It’s not easy to stay confined to your home day in and day out especially when no one’s sure how long you would have to be. You understand that it’s much safer if you stay that way still it’s not the best way to be sure about the future.
The world is definitely not a safe place to be born in, yet it probably is the best place to realize the most important lessons of life.
So this lockdown makes you think of things that otherwise you’d easily leave out of your daily cogitations, so to speak. We as a people are going through big changes.
There’s a virus on the loose and anyone could catch it anytime. Businesses can’t run the way they should, you can’t go to work, can’t find a new job, can’t get paid because that means people collecting and interacting and that’s what the virus needs so it can jump to new hosts. But you can’t help thinking that that’s only the biological aspect of the thing but let me get back to that in a short while.
Another thing the lockdown makes you think is that technology isn’t the only thing that guarantees human survival.
Plus who would’ve thought something like this would happen for real in Pakistan because this is the stuff of sci-fi, horror and end-of-humanity novels and stories isn’t it?
A hugely influential popular fiction writer said that fiction is a lie but good fiction is the truth inside the lie. And so here we are with Corona.
I don’t remember anything as big as this in my life as a Pakistani. I was born after the two wars between India and Pakistan; that might as well have been something as big as this definitely not bigger because this outbreak pushes the context far out than national limits.
Yes I saw Karachi shutting down during the nationalist strikes of the early nineties and you saw the biggest city streets and avenues sink into dead silence in some of those but that was nothing like this, this is country-wide this is global.
And this silence is uneasy. Surely the air is cleaner to breathe with the traffic almost dropping dead but the air has got a creepy vibe, there’s anxiety on people’s faces and masks over their mouths and noses.

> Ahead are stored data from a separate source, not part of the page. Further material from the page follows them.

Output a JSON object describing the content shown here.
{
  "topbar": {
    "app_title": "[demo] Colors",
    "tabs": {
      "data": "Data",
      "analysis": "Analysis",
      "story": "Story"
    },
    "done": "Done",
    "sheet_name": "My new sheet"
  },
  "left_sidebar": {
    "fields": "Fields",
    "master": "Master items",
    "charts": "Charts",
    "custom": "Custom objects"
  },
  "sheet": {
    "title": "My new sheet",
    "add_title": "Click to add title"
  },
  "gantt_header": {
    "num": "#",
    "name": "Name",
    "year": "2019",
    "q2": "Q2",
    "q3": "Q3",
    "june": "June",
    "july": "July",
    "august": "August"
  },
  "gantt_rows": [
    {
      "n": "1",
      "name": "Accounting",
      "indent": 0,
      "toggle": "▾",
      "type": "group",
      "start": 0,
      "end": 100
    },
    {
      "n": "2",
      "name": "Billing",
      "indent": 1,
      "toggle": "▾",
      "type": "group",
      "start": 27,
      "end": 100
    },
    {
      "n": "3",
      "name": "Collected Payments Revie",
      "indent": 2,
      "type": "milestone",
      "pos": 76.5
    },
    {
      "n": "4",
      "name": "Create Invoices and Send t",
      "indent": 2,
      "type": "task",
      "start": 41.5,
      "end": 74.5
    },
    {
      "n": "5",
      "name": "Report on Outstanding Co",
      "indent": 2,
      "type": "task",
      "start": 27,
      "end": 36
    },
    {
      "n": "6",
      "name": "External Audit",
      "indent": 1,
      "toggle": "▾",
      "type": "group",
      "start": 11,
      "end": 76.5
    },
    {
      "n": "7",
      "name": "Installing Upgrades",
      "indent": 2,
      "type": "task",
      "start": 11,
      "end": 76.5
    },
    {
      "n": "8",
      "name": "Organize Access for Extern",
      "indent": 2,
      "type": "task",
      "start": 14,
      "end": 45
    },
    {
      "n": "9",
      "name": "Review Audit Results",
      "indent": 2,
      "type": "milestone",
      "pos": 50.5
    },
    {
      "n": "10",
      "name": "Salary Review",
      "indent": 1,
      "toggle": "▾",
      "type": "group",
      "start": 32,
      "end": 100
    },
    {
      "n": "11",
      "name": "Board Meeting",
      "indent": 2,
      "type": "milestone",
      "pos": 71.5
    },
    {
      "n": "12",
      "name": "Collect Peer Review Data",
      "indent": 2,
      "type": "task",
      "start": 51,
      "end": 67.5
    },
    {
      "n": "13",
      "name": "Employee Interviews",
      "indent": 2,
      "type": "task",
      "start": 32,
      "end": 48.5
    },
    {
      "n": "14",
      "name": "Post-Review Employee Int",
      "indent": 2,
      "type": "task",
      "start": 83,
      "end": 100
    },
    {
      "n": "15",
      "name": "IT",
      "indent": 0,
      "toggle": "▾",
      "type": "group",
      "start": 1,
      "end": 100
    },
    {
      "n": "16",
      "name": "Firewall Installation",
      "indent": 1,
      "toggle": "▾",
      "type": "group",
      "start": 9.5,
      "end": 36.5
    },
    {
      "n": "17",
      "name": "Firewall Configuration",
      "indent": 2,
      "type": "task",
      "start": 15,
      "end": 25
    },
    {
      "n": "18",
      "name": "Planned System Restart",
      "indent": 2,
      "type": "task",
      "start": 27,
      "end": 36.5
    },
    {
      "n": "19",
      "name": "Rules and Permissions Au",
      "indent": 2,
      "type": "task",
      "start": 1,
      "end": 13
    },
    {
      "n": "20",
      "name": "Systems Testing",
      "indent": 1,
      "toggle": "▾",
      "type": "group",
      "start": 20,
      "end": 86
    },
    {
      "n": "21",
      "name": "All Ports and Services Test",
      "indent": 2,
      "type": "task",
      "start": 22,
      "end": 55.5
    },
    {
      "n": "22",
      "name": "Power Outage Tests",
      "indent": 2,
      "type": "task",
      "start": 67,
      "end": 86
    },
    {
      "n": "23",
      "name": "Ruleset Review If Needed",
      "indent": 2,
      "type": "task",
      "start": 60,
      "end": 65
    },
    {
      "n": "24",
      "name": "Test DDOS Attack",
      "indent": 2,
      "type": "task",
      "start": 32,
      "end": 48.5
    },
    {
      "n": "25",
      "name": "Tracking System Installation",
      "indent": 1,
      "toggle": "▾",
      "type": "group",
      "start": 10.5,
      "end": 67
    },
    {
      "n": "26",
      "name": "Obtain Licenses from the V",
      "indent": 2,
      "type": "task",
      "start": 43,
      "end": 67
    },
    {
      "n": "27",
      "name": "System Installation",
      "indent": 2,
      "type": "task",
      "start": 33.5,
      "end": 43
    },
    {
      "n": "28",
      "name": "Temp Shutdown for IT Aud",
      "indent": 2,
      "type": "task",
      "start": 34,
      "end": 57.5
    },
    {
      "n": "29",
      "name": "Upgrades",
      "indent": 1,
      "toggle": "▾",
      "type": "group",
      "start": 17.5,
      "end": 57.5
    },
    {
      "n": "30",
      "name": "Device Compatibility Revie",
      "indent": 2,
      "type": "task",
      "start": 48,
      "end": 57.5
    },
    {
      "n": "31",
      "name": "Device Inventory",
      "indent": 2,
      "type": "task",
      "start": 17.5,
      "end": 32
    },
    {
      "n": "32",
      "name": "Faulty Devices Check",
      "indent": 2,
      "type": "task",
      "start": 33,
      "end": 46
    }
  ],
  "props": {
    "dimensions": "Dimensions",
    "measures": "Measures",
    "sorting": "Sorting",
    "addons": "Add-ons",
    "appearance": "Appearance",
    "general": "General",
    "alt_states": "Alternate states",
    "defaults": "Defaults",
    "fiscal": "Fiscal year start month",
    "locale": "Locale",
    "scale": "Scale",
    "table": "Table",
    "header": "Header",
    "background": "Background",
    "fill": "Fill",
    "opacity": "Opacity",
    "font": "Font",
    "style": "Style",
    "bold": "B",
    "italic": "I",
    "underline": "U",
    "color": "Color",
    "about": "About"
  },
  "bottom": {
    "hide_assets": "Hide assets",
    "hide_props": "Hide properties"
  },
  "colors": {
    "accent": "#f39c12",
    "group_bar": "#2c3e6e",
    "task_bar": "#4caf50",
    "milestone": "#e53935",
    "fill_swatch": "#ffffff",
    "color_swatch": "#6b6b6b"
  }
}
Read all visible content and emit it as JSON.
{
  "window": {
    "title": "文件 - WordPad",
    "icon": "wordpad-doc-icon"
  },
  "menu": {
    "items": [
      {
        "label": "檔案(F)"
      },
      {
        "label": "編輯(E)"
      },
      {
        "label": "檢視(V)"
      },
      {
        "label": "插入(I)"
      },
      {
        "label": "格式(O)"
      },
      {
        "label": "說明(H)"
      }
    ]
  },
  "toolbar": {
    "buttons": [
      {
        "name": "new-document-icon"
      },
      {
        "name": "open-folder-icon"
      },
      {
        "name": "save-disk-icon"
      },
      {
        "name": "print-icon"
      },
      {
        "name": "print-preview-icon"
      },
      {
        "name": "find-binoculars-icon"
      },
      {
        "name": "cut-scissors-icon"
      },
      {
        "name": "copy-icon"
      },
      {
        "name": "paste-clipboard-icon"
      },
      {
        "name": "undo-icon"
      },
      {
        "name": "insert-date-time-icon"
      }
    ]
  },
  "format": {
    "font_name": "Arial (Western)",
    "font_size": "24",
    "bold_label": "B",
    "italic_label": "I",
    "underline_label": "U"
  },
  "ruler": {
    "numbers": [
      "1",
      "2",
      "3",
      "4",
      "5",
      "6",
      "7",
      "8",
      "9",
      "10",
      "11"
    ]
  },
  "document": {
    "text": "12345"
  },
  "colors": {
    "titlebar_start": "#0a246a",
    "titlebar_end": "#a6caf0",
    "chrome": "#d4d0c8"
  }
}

Talking to people you get all sorts of talk the most common being ideas that are spurred primarily by looking at calamities through what is called conspiracy theory. Not to say it isn’t possible to enjoy such theories at all because some ideas always are more interesting and thrilling than others but a bit of irrationality should count as healthier than pushing too far with paranoia.
Then there is the usual doomsday prophesying; threats about man (and woman of course) who not having improved his ways is doomed to suffer from Ebola, pestilence, fever, Spanish flu and blisters.
Getting to know about viruses and bacteria and riding the highs of modern medicine did little to budge the thinking that we will suffer from disease and the deluge because we cannot turn away from sin.
That takes me back to what I said earlier: about the biological aspect of this Covid-19 pandemic and us going through big changes as a people. Blaming secret and sinister actors for a calamity or thinking we suffer justifiably for being evil in actuality are thoughts that have long running mass cultural, psychological backgrounds and are perhaps part of our natural mental frame.
But the deeply important point that makes me wonder when I pedal down an empty street with more street mutts to say hello to than people whose faces I recognize is where exactly does the future of human bonding lie?
Will isolation and quarantine make us see others as potential contagion or will it make us see each other in a new light?
Does the threat lie in our external environment so we can go on blaming something or someone else for being locked up like we are?
Or is the actual threat maybe among us and inside us, the threat of losing track of where the big changes are taking us as a people, as a living species, as inheritors of a world not safe to be born in but the best place to realize the most important lessons of life.